My Problem is to find all solutions of the distribution equation $xT =1$.
I don't know how to solve it. The solutions should be $pv\frac1x+c$ , $c \in \mathbb{R}$.
My idea was to create a function like for: Let $T$ a Distribution. $xT=0$ then $T=c\delta$.
But I cant construct a function for my problem and I´m not sure if it´s the right way.
Distributions need something to act on, so let $\phi$ be a test function.

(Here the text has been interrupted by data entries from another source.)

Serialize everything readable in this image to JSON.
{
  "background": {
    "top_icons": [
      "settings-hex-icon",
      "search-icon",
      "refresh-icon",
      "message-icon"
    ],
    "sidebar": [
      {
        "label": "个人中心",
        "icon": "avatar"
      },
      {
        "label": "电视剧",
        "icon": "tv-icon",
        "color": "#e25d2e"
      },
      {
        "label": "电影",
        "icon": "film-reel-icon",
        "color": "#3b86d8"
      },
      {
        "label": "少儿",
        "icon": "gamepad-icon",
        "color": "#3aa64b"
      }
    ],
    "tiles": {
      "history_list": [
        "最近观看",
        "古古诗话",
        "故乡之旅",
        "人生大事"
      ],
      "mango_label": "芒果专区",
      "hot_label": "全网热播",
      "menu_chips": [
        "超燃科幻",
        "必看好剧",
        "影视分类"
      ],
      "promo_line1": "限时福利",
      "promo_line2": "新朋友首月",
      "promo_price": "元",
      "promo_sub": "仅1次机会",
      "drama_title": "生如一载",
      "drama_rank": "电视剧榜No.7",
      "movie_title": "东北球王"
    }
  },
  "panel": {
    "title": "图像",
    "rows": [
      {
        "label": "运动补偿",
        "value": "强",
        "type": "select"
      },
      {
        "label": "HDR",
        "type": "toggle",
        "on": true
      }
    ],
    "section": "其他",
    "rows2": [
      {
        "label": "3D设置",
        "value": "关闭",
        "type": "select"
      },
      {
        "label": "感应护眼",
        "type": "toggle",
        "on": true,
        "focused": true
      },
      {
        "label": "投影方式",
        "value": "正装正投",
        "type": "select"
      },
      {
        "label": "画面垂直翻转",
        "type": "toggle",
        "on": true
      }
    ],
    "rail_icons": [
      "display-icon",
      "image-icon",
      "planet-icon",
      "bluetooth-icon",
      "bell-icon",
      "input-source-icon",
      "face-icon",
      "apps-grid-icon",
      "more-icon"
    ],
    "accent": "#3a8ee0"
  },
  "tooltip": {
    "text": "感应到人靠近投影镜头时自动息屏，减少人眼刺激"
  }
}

Denote the action of $T$ on $\phi$ by $\langle T,\phi \rangle$.
Functions act on test functions by integration, so that $\langle 1,\phi \rangle = \displaystyle \int_{\mathbb R} 1 \cdot \phi(x) \, dx$.
The distribution $xT$ is defined via the rule $\langle xT,\phi \rangle = \langle T,x\phi \rangle$.
The question then becomes, what distribution $T$ satisfies $$\langle T,x\phi \rangle = \int_{\mathbb R} \phi(x) \, dx ?$$ You can get $x \phi$ in the integrand via $$\int_{\mathbb R} \phi(x) \, dx = \lim_{\epsilon \to 0^+} \int_{\mathbb R \setminus [-\epsilon,\epsilon]} \phi(x) \, dx = \lim_{\epsilon \to 0^+} \int_{\mathbb R \setminus [-\epsilon,\epsilon]} \frac{x\phi(x)}{x} \, dx.$$ The principal value distribution $\mathrm{pv} \frac 1x$ is defined via the formula $$\langle \mathrm{pv} \frac 1x,\phi \rangle = \lim_{\epsilon \to 0^+} \int_{\mathbb R \setminus [-\epsilon,\epsilon]} \frac{\phi(x)}{x} \, dx$$ so that $$ \int_{\mathbb R} \phi(x) \, dx = \langle \mathrm{pv} \frac 1x,x\phi \rangle.$$ Thus $\mathrm{pv} \frac 1x$ satisfies $xT = 1$.
If $T$ is an arbitrary distribution with $xT = 1$ it follows that $x(T - \mathrm{pv} \frac 1x) = 0$, implying that $T - \mathrm{pv} \frac 1x = c \delta$ for some $c$, where $\delta$ is the delta distribution.